有机发光二极管(Organic Light-Emitting Diode,OLED)显示器,也称为有机电致发光显示器,是一种新兴的平板显示装置,由于其具有制备工艺简单、成本低、功耗低、发光亮度高、工作温度适应范围广、体积轻薄、响应速度快,而且易于实现彩色显示和大屏幕显示、易于实现和集成电路驱动器相匹配、易于实现柔性显示等优点,因而具有广阔的应用前景。
OLED按照驱动方式可以分为无源矩阵型OLED(Passive Matrix OLED,PMOLED)和有源矩阵型OLED(Active Matrix OLED,AMOLED)两大类,即直接寻址和薄膜晶体管(TFT,Thin Film Transistor)矩阵寻址两类。其中,AMOLED具有呈阵列式排布的像素,属于主动显示类型,发光效能高,通常用作高清晰度的大尺寸显示装置。
OLED通常包括:基板、设于基板上的阳极、设于阳极上的空穴注入层(Hole Inject Layer,HIL)、设于空穴注入层上的空穴传输层(Hole Transport Layer,HTL)、设于空穴传输层上的发光层、设于发光层上的电子传输层(Electron Transport Layer,ETL)、设于电子传输层上的电子注入层(Electron Inject Layer,EIL)、及设于电子注入层上的阴极。OLED显示器件的发光原理为半导体材料和有机发光材料在电场驱动下,通过载流子注入和复合导致发光。具体的,OLED显示器件通常采用ITO像素电极和金属电极分别作为器件的阳极和阴极,在一定电压驱动下,电子和空穴分别从阴极和阳极注入到电子传输层和空穴传输层,电子和空穴分别经过电子传输层和空穴传输层迁移到发光层,并在发光层中相遇,形成激子并使发光分子激发,后者经过辐射弛豫而发出可见光。

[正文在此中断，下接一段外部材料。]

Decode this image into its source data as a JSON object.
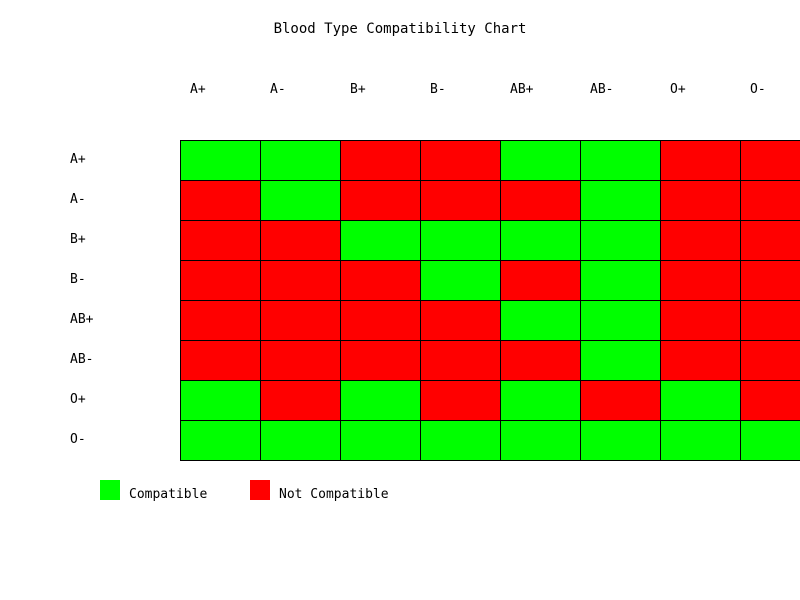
{
  "chart_data": {
    "type": "heatmap",
    "title": "Blood Type Compatibility Chart",
    "columns": [
      "A+",
      "A-",
      "B+",
      "B-",
      "AB+",
      "AB-",
      "O+",
      "O-"
    ],
    "rows": [
      "A+",
      "A-",
      "B+",
      "B-",
      "AB+",
      "AB-",
      "O+",
      "O-"
    ],
    "values": [
      [
        1,
        1,
        0,
        0,
        1,
        1,
        0,
        0
      ],
      [
        0,
        1,
        0,
        0,
        0,
        1,
        0,
        0
      ],
      [
        0,
        0,
        1,
        1,
        1,
        1,
        0,
        0
      ],
      [
        0,
        0,
        0,
        1,
        0,
        1,
        0,
        0
      ],
      [
        0,
        0,
        0,
        0,
        1,
        1,
        0,
        0
      ],
      [
        0,
        0,
        0,
        0,
        0,
        1,
        0,
        0
      ],
      [
        1,
        0,
        1,
        0,
        1,
        0,
        1,
        0
      ],
      [
        1,
        1,
        1,
        1,
        1,
        1,
        1,
        1
      ]
    ],
    "legend": [
      {
        "label": "Compatible",
        "value": 1,
        "color": "#00ff00"
      },
      {
        "label": "Not Compatible",
        "value": 0,
        "color": "#ff0000"
      }
    ],
    "legend_position": "bottom-left",
    "grid": true
  }
}
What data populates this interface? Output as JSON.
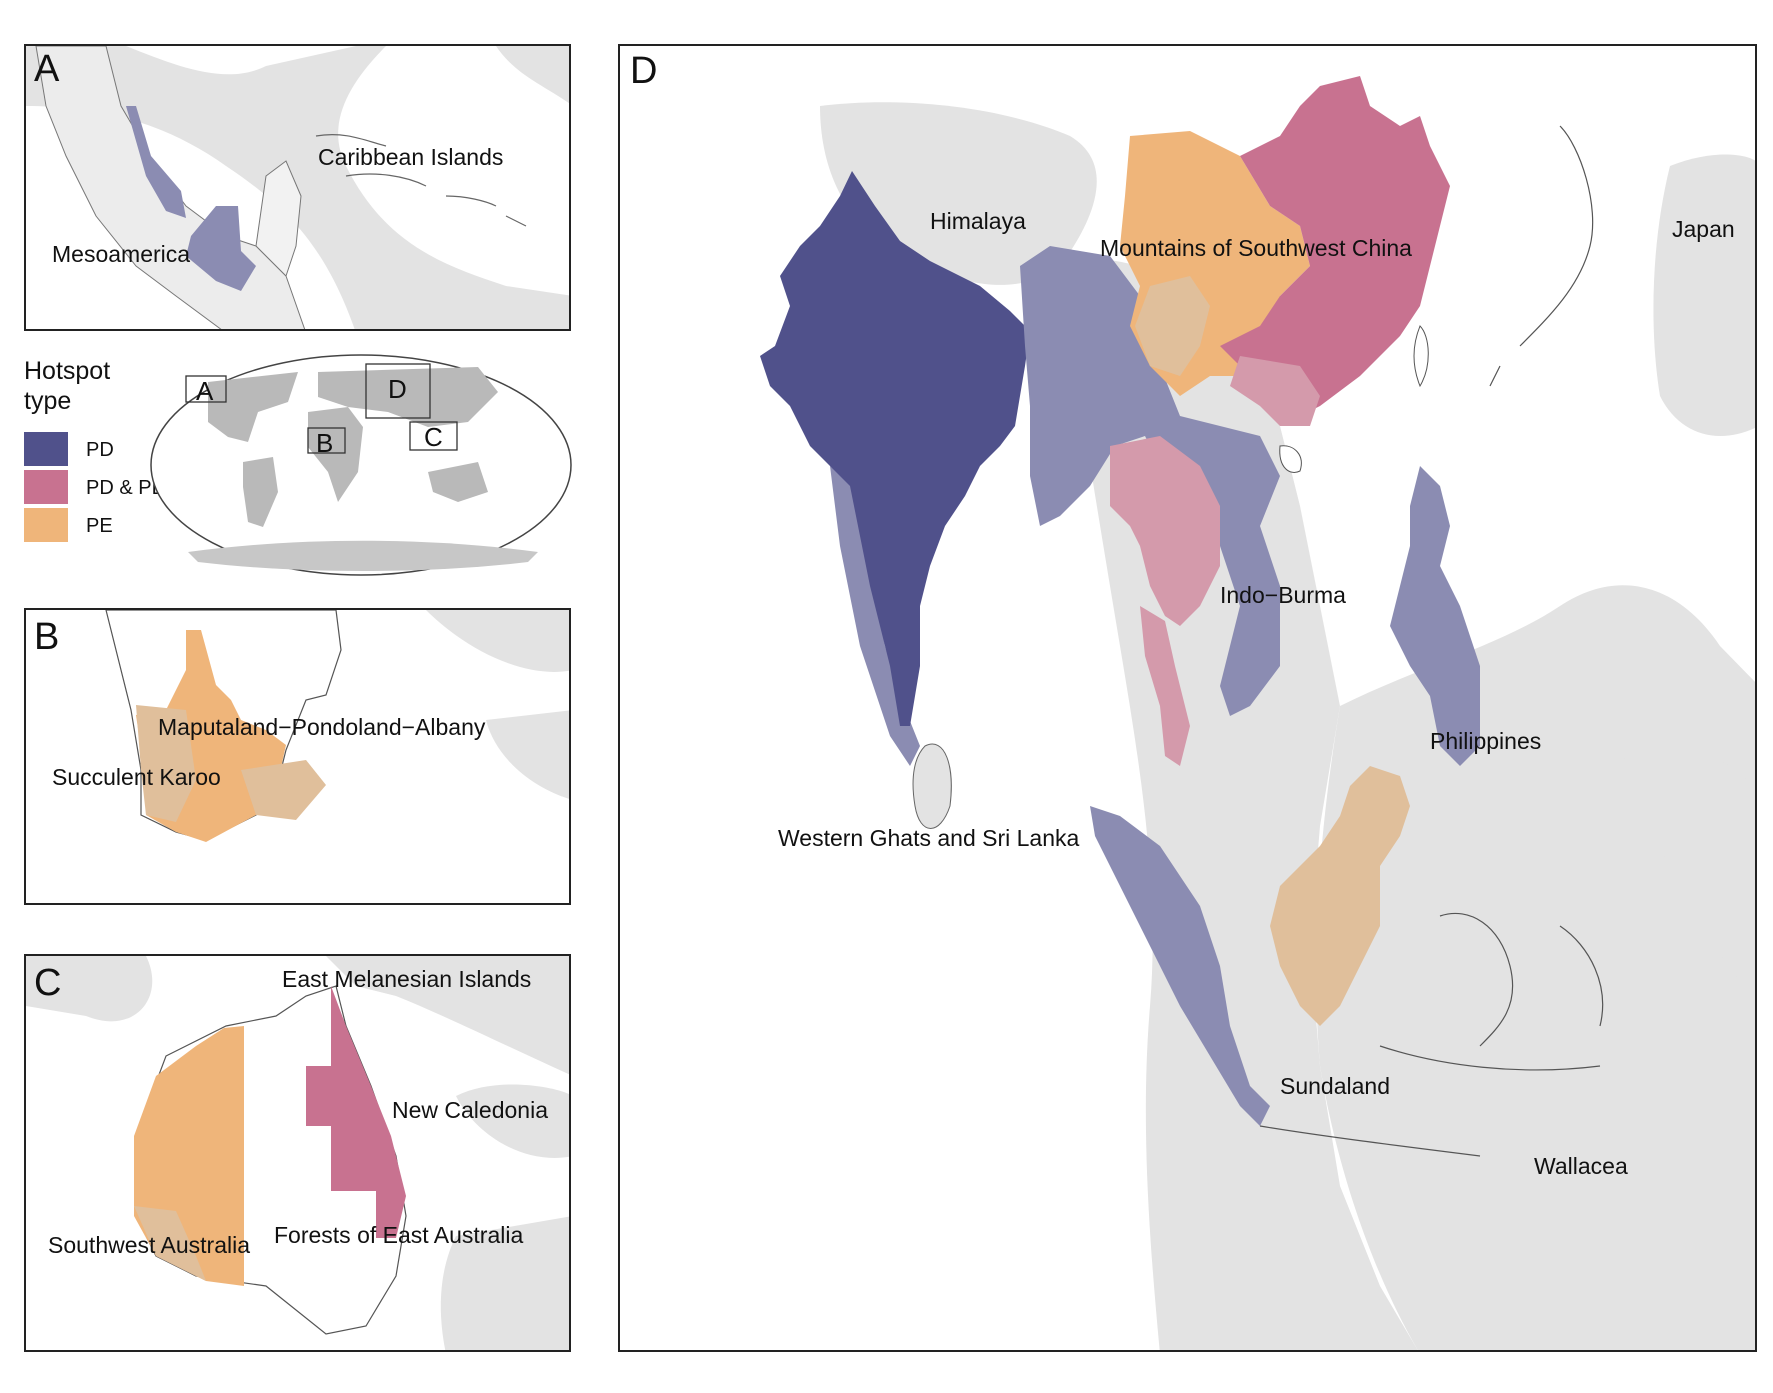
{
  "colors": {
    "PD": "#50518b",
    "PD_faded": "#8b8cb2",
    "PD_PE": "#c87290",
    "PD_PE_faded": "#d49aab",
    "PE": "#efb57a",
    "PE_faded": "#e0bf9b",
    "background_band": "#e3e3e3",
    "land_outline": "#555555"
  },
  "legend": {
    "title_line1": "Hotspot",
    "title_line2": "type",
    "items": [
      {
        "key": "PD",
        "label": "PD",
        "color": "#50518b"
      },
      {
        "key": "PD_PE",
        "label": "PD & PE",
        "color": "#c87290"
      },
      {
        "key": "PE",
        "label": "PE",
        "color": "#efb57a"
      }
    ]
  },
  "world_map": {
    "inset_labels": [
      "A",
      "B",
      "C",
      "D"
    ]
  },
  "panels": {
    "A": {
      "letter": "A",
      "labels": [
        "Caribbean Islands",
        "Mesoamerica"
      ]
    },
    "B": {
      "letter": "B",
      "labels": [
        "Maputaland−Pondoland−Albany",
        "Succulent Karoo"
      ]
    },
    "C": {
      "letter": "C",
      "labels": [
        "East Melanesian Islands",
        "New Caledonia",
        "Southwest Australia",
        "Forests of East Australia"
      ]
    },
    "D": {
      "letter": "D",
      "labels": [
        "Himalaya",
        "Mountains of Southwest China",
        "Japan",
        "Indo−Burma",
        "Philippines",
        "Western Ghats and Sri Lanka",
        "Sundaland",
        "Wallacea"
      ]
    }
  }
}
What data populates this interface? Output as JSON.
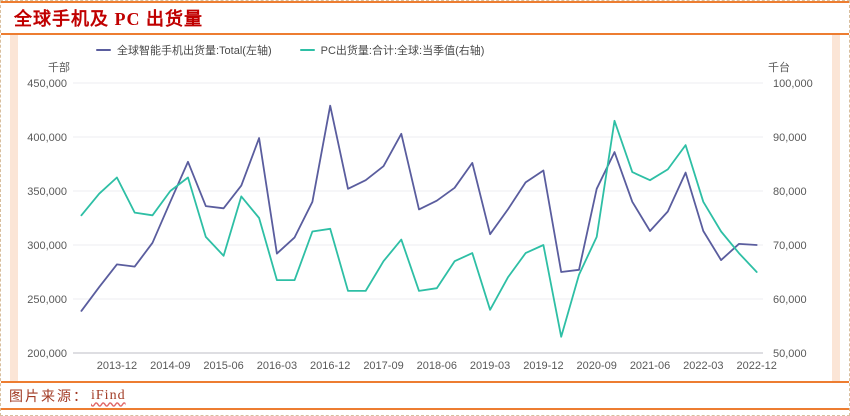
{
  "page": {
    "title": "全球手机及 PC 出货量",
    "footer": {
      "source_label": "图片来源：",
      "source_value": "iFind"
    }
  },
  "colors": {
    "title_red": "#c00000",
    "accent_orange": "#ed7d31",
    "side_band_peach": "#fbe5d6",
    "smartphone_line": "#5a5d9e",
    "pc_line": "#2ebfa5",
    "grid_gray": "#ededf2",
    "axis_text_gray": "#595959",
    "footer_red": "#a23b25"
  },
  "chart_data": {
    "type": "line",
    "title": "全球手机及 PC 出货量",
    "grid": true,
    "legend_position": "top-left",
    "x": [
      "2013-06",
      "2013-09",
      "2013-12",
      "2014-03",
      "2014-06",
      "2014-09",
      "2014-12",
      "2015-03",
      "2015-06",
      "2015-09",
      "2015-12",
      "2016-03",
      "2016-06",
      "2016-09",
      "2016-12",
      "2017-03",
      "2017-06",
      "2017-09",
      "2017-12",
      "2018-03",
      "2018-06",
      "2018-09",
      "2018-12",
      "2019-03",
      "2019-06",
      "2019-09",
      "2019-12",
      "2020-03",
      "2020-06",
      "2020-09",
      "2020-12",
      "2021-03",
      "2021-06",
      "2021-09",
      "2021-12",
      "2022-03",
      "2022-06",
      "2022-09",
      "2022-12"
    ],
    "x_tick_labels": [
      "2013-12",
      "2014-09",
      "2015-06",
      "2016-03",
      "2016-12",
      "2017-09",
      "2018-06",
      "2019-03",
      "2019-12",
      "2020-09",
      "2021-06",
      "2022-03",
      "2022-12"
    ],
    "left_axis": {
      "unit": "千部",
      "min": 200000,
      "max": 450000,
      "tick_step": 50000,
      "tick_labels": [
        "450,000",
        "400,000",
        "350,000",
        "300,000",
        "250,000",
        "200,000"
      ]
    },
    "right_axis": {
      "unit": "千台",
      "min": 50000,
      "max": 100000,
      "tick_step": 10000,
      "tick_labels": [
        "100,000",
        "90,000",
        "80,000",
        "70,000",
        "60,000",
        "50,000"
      ]
    },
    "series": [
      {
        "name": "全球智能手机出货量:Total(左轴)",
        "axis": "left",
        "color": "#5a5d9e",
        "values": [
          239000,
          261000,
          282000,
          280000,
          302000,
          340000,
          377000,
          336000,
          334000,
          355000,
          399000,
          292000,
          307000,
          340000,
          429000,
          352000,
          360000,
          373000,
          403000,
          333000,
          341000,
          353000,
          376000,
          310000,
          333000,
          358000,
          369000,
          275000,
          277000,
          352000,
          386000,
          340000,
          313000,
          331000,
          367000,
          313000,
          286000,
          301000,
          300000
        ]
      },
      {
        "name": "PC出货量:合计:全球:当季值(右轴)",
        "axis": "right",
        "color": "#2ebfa5",
        "values": [
          75500,
          79500,
          82500,
          76000,
          75500,
          80000,
          82500,
          71500,
          68000,
          79000,
          75000,
          63500,
          63500,
          72500,
          73000,
          61500,
          61500,
          67000,
          71000,
          61500,
          62000,
          67000,
          68500,
          58000,
          64000,
          68500,
          70000,
          53000,
          64500,
          71500,
          93000,
          83500,
          82000,
          84000,
          88500,
          78000,
          72500,
          68500,
          65000
        ]
      }
    ]
  }
}
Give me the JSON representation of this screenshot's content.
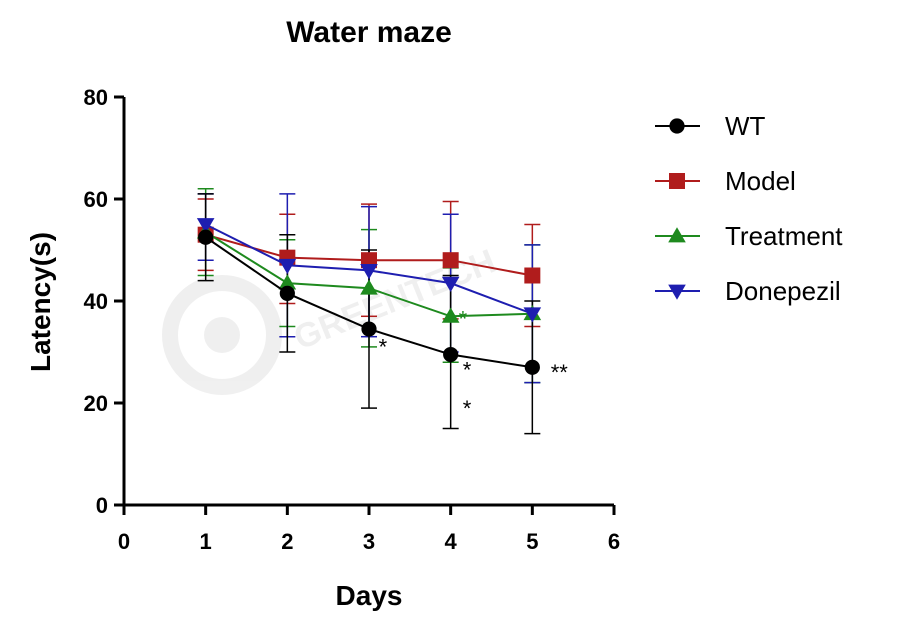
{
  "chart_data": {
    "type": "line",
    "title": "Water maze",
    "xlabel": "Days",
    "ylabel": "Latency(s)",
    "xlim": [
      0,
      6
    ],
    "ylim": [
      0,
      80
    ],
    "xticks": [
      0,
      1,
      2,
      3,
      4,
      5,
      6
    ],
    "yticks": [
      0,
      20,
      40,
      60,
      80
    ],
    "grid": false,
    "legend_position": "right",
    "x": [
      1,
      2,
      3,
      4,
      5
    ],
    "series": [
      {
        "name": "WT",
        "color": "#000000",
        "marker": "circle",
        "values": [
          52.5,
          41.5,
          34.5,
          29.5,
          27
        ],
        "err_low": [
          44,
          30,
          19,
          15,
          14
        ],
        "err_high": [
          61,
          53,
          50,
          45,
          40
        ]
      },
      {
        "name": "Model",
        "color": "#b01c1c",
        "marker": "square",
        "values": [
          53,
          48.5,
          48,
          48,
          45
        ],
        "err_low": [
          46,
          39.5,
          37,
          36.5,
          35
        ],
        "err_high": [
          60,
          57,
          59,
          59.5,
          55
        ]
      },
      {
        "name": "Treatment",
        "color": "#1e8a1e",
        "marker": "triangle-up",
        "values": [
          53.5,
          43.5,
          42.5,
          37,
          37.5
        ],
        "err_low": [
          45,
          35,
          31,
          28,
          24
        ],
        "err_high": [
          62,
          52,
          54,
          46.5,
          51
        ]
      },
      {
        "name": "Donepezil",
        "color": "#1e1eb0",
        "marker": "triangle-down",
        "values": [
          55,
          47,
          46,
          43.5,
          37.5
        ],
        "err_low": [
          48,
          33,
          33,
          30,
          24
        ],
        "err_high": [
          61,
          61,
          58.5,
          57,
          51
        ]
      }
    ],
    "annotations": [
      {
        "text": "*",
        "x": 3.17,
        "y": 29.5,
        "color": "#000000"
      },
      {
        "text": "*",
        "x": 4.15,
        "y": 35,
        "color": "#1e8a1e"
      },
      {
        "text": "*",
        "x": 4.2,
        "y": 25,
        "color": "#000000"
      },
      {
        "text": "*",
        "x": 4.2,
        "y": 17.5,
        "color": "#000000"
      },
      {
        "text": "**",
        "x": 5.33,
        "y": 24.5,
        "color": "#000000"
      }
    ],
    "watermark": "GREENTECH"
  }
}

OLED与液晶显示面板(TFT-LCD)相比,最大的优势就是可制备大尺寸、超薄的柔性器件,但由于柔性基板易产生形变,在生产过程中难以操作,因此目前柔性器件的生产大大受到制约。
目前制备柔性OLED器件的方法主要是将柔性基板粘合在刚性基板上,在柔性基板上制备好OLED器件后,再将刚性基板与柔性基板分离开
来。但是,由于刚性基板和柔性基板粘合的比较紧,二者很难分离开。目前采用的镭射剥离的方法,虽然可以把柔性基板和刚性基板分离开来,但是工艺复杂,生产良率较差。
发明内容
本发明的目的在于提供一种柔性OLED显示器的制作方法,有效解决了制备柔性OLED显示器时刚性基板和柔性基板不易分离的问题,大大提高了柔性OLED显示器的生产效率和产品良率。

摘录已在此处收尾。